Now go to RDS console, a new replica will be created. Initially the new created replica will be version 11.19 and after that you will see it's upgrading to 11.20. And then the old replica of version 11.19 will be removed.

Your primary should remain 11.19 while the new replica 11.20.

Now update your primary engine version.

class DemoStack(Stack):
    def __init__(self, scope: Construct, construct_id: str, **kwargs) -> None:
        super().__init__(scope, construct_id, **kwargs)

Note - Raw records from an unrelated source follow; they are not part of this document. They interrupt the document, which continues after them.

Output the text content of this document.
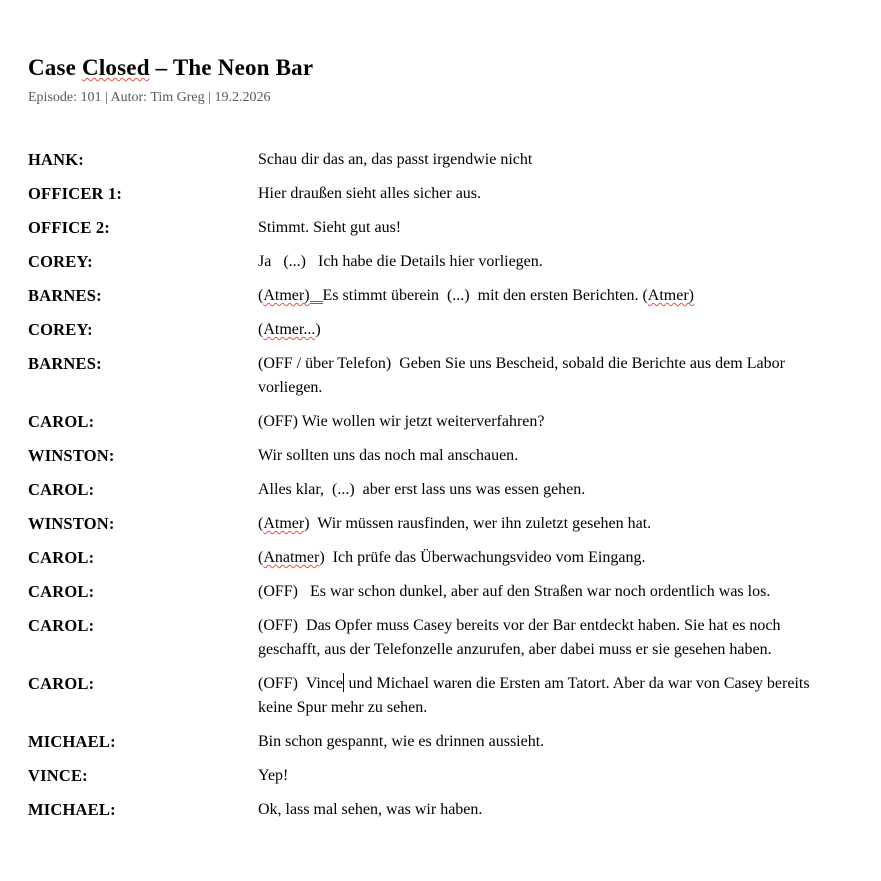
Case Closed – The Neon Bar

Episode: 101 | Autor: Tim Greg | 19.2.2026

HANK:	Schau dir das an, das passt irgendwie nicht

OFFICER 1:	Hier draußen sieht alles sicher aus.

OFFICE 2:	Stimmt. Sieht gut aus!

COREY:	Ja   (...)   Ich habe die Details hier vorliegen.

BARNES:	(Atmer) Es stimmt überein  (...)  mit den ersten Berichten. (Atmer)

COREY:	(Atmer...)

BARNES:	(OFF / über Telefon)  Geben Sie uns Bescheid, sobald die Berichte aus dem Labor vorliegen.

CAROL:	(OFF) Wie wollen wir jetzt weiterverfahren?

WINSTON:	Wir sollten uns das noch mal anschauen.

CAROL:	Alles klar,  (...)  aber erst lass uns was essen gehen.

WINSTON:	(Atmer)  Wir müssen rausfinden, wer ihn zuletzt gesehen hat.

CAROL:	(Anatmer)  Ich prüfe das Überwachungsvideo vom Eingang.

CAROL:	(OFF)   Es war schon dunkel, aber auf den Straßen war noch ordentlich was los.

CAROL:	(OFF)  Das Opfer muss Casey bereits vor der Bar entdeckt haben. Sie hat es noch geschafft, aus der Telefonzelle anzurufen, aber dabei muss er sie gesehen haben.

CAROL:	(OFF)  Vince und Michael waren die Ersten am Tatort. Aber da war von Casey bereits keine Spur mehr zu sehen.

MICHAEL:	Bin schon gespannt, wie es drinnen aussieht.

VINCE:	Yep!

MICHAEL:	Ok, lass mal sehen, was wir haben.
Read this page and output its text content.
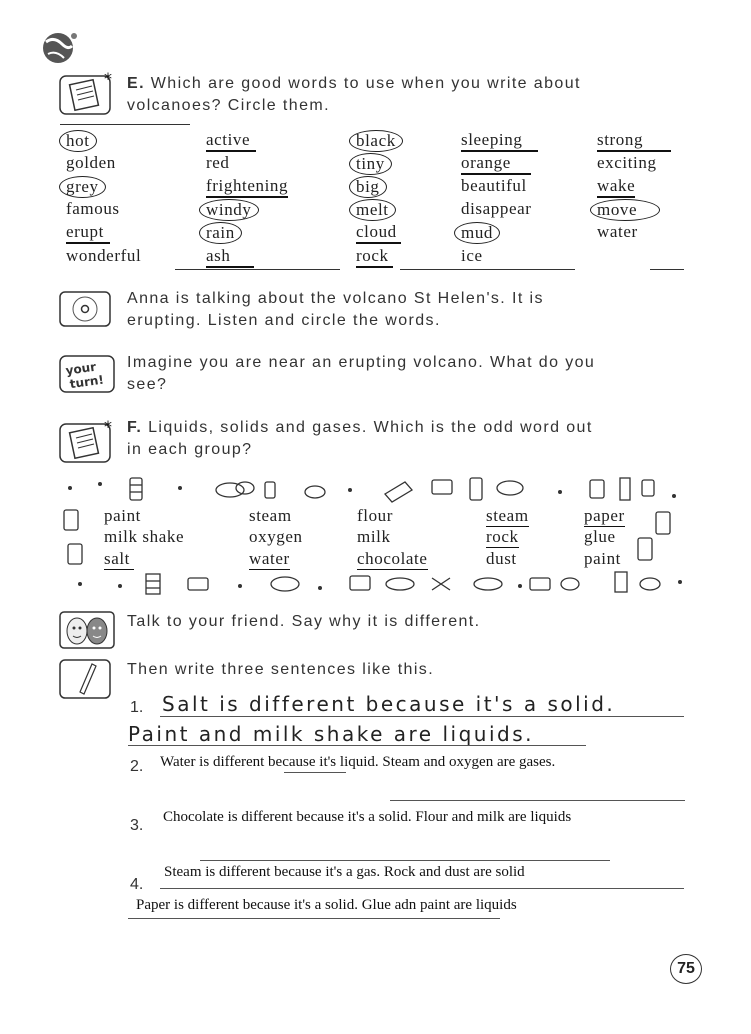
* E. Which are good words to use when you write about
volcanoes? Circle them.
hot
golden
grey
famous
erupt
wonderful
active
red
frightening
windy
rain
ash
black
tiny
big
melt
cloud
rock
sleeping
orange
beautiful
disappear
mud
ice
strong
exciting
wake
move
water
Anna is talking about the volcano St Helen's. It is
erupting. Listen and circle the words.
your
turn!
Imagine you are near an erupting volcano. What do you
see?
* F. Liquids, solids and gases. Which is the odd word out
in each group?
paint
milk shake
salt
steam
oxygen
water
flour
milk
chocolate
steam
rock
dust
paper
glue
paint
Talk to your friend. Say why it is different.
Then write three sentences like this.
1. Salt is different because it's a solid.
Paint and milk shake are liquids.
2. Water is different because it's liquid. Steam and oxygen are gases.
3. Chocolate is different because it's a solid. Flour and milk are liquids
4.
Steam is different because it's a gas. Rock and dust are solid
Paper is different because it's a solid. Glue adn paint are liquids
75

        RDS_VERSION = rds.PostgresEngineVersion.VER_11_20

        vpc = ec2.Vpc.from_lookup(self, 'Vpc', is_default=True);

        primary = rds.DatabaseInstance(
            self,
            "rds",
            credentials=rds.Credentials.from_generated_secret("postgres"),
            engine=rds.DatabaseInstanceEngine.postgres(version=RDS_VERSION),
            instance_type=ec2.InstanceType.of(ec2.InstanceClass.BURSTABLE3, ec2.InstanceSize.SMALL),
            multi_az=True,
            vpc=vpc,
            publicly_accessible=False,
        )

        replica = rds.DatabaseInstanceReadReplica(
            self,
            "rds-read",
            source_database_instance=primary,
            instance_type=ec2.InstanceType.of(ec2.InstanceClass.BURSTABLE3, ec2.InstanceSize.SMALL),
            publicly_accessible=False,
            multi_az=False,
            storage_encrypted=True,
            vpc=vpc,
        )

Run cdk diff again. Make sure only the EngineVersion changes on the primary. Run cdk deploy if it looks good for you.

Resources
[~] AWS::RDS::DBInstance rds rds3515897F 
 └─ [~] EngineVersion
     ├─ [-] 11.19
     └─ [+] 11.20

Your primary should be in Upgrading status.

Now your primary and replica should all at 11.20 now.

Last but not least, remove the escape hatches block.

# let's upgrade the read replica first.
cfninstance = replica.node.default_child
cfninstance.engine = 'postgres'
cfninstance.engine_version = '11.20'

cdk diff and cdk deploy again. This would create another new replica with 11.20 and replace the existing one.

You are all set!

Let me know if it works for you but please note I believe RDS encourages Automatic minor version upgrades for PostgreSQL whenever possible rather than manual upgrade. The approach above is just FYR and I only tested it once in my account, make sure you evaluate this in your testing environment if you really have to upgrade from CDK.

rafzei commented 1 year ago

Thank you @pahud for your time. Yes, changing the node property is a solution that works. The

cfninstance = replica.node.default_child
cfninstance.engine_version = '11.20'

is sufficient just to upgrade the replica without re/creating the new one. However, I believe it should be possible to keep the replica version in an L2 construct so I propose to change this issue as a Feature request and keep open.

pahud commented 1 year ago

@rafzei Do you mean to keep the Engine and EngineVersion properties for the replica? Makes sense to me. I am making it a p2 feature request and welcome community PRs for this.